I think excess waste heat could also be used with an organic waste treatment plant to purify water, maintain humidity, and produce compost.
Someone is doing it with PVs
[LimpNotes, Feb 20 2018]
||One, partial, problem with the idea is that infrared is not
somehow magical heat. Solar thermal plants convert all
of the sunlight into heat including the visible and UV
spectrum, all of which is higher energy than infrared.
Only about maybe half of the sun's energy comes into the
atmosphere as IR, and significantly less than that comes
to the earth's surface, owing to the absorption spectra of
||This ignores the relative cost increase of selective pass
filters relative to broad spectrum mirrors.
||Practically speaking, you'd want to reflect all light that
isn't commonly used for photosynthesis. Unfortunately,
that only adds the Green and UV bands to your reflected
spectrum. What that does to your total energy
availability is harder to determine, but best guess is that
you're going to be down around 30% as efficient as a
broad spectrum concentration system, at best.
||Please note that this doesn't rule out the possibility
entirely, but it does swing the cost/benefit analysis
somewhat against it.
||[MechE] I agree completely with your points. But the faults in this system are largely a result of viewing this as a low performing power-plant, rather than an overly-efficient farm. I imagine a future (well into the future) where the resources of food and power will compete with each other for square footage and this is a means for getting the two to cooperate.
I'd argue that food is considerably more important than power in the survival sense, and that the cost for these mirrors could easily be much lower.
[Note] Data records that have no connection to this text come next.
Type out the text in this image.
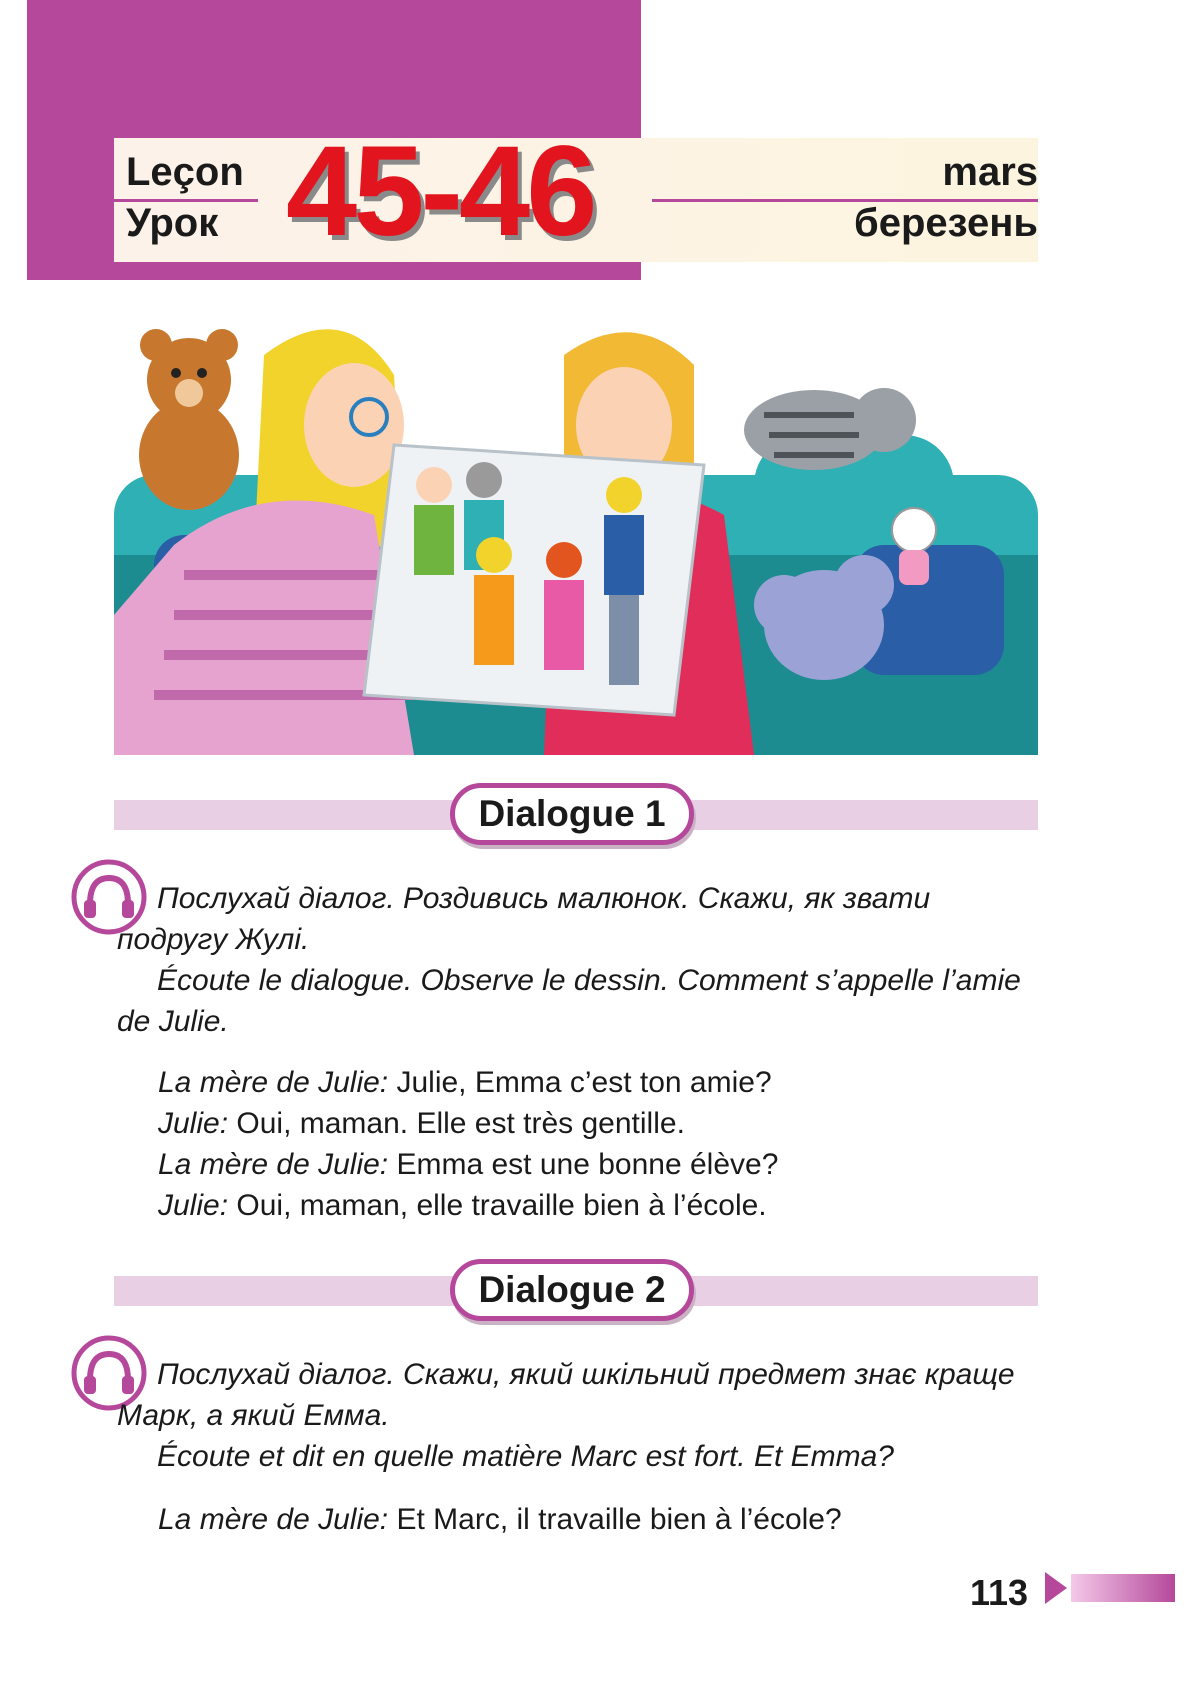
Leçon
Урок 45-46	mars
березень
Dialogue 1

Послухай діалог. Роздивись малюнок. Скажи, як звати подругу Жулі.

Écoute le dialogue. Observe le dessin. Comment s’appelle l’amie de Julie.

La mère de Julie: Julie, Emma c’est ton amie?

Julie: Oui, maman. Elle est très gentille.

La mère de Julie: Emma est une bonne élève?

Julie: Oui, maman, elle travaille bien à l’école.

Dialogue 2

Послухай діалог. Скажи, який шкільний предмет знає краще Марк, а який Емма.

Écoute et dit en quelle matière Marc est fort. Et Emma?

La mère de Julie: Et Marc, il travaille bien à l’école?

113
Currently they are used in high precision optics and are generally custom built. A hot mirror is simply a piece of glass with several thin films deposited onto it. I see no reason why they couldn't be mass-produced at considerable cost savings if a demand were evidenced by an idea such as this.
The structural elements would add to the cost too, but offsetting this is the benefits of year-round growing and higher efficiency in water usage and heat-retention within the greenhouse. Efficiency and cost/benefit needs to be whole picture, and while I agree that at present this project is too expensive to consider, I think there will be a time when it will make sense.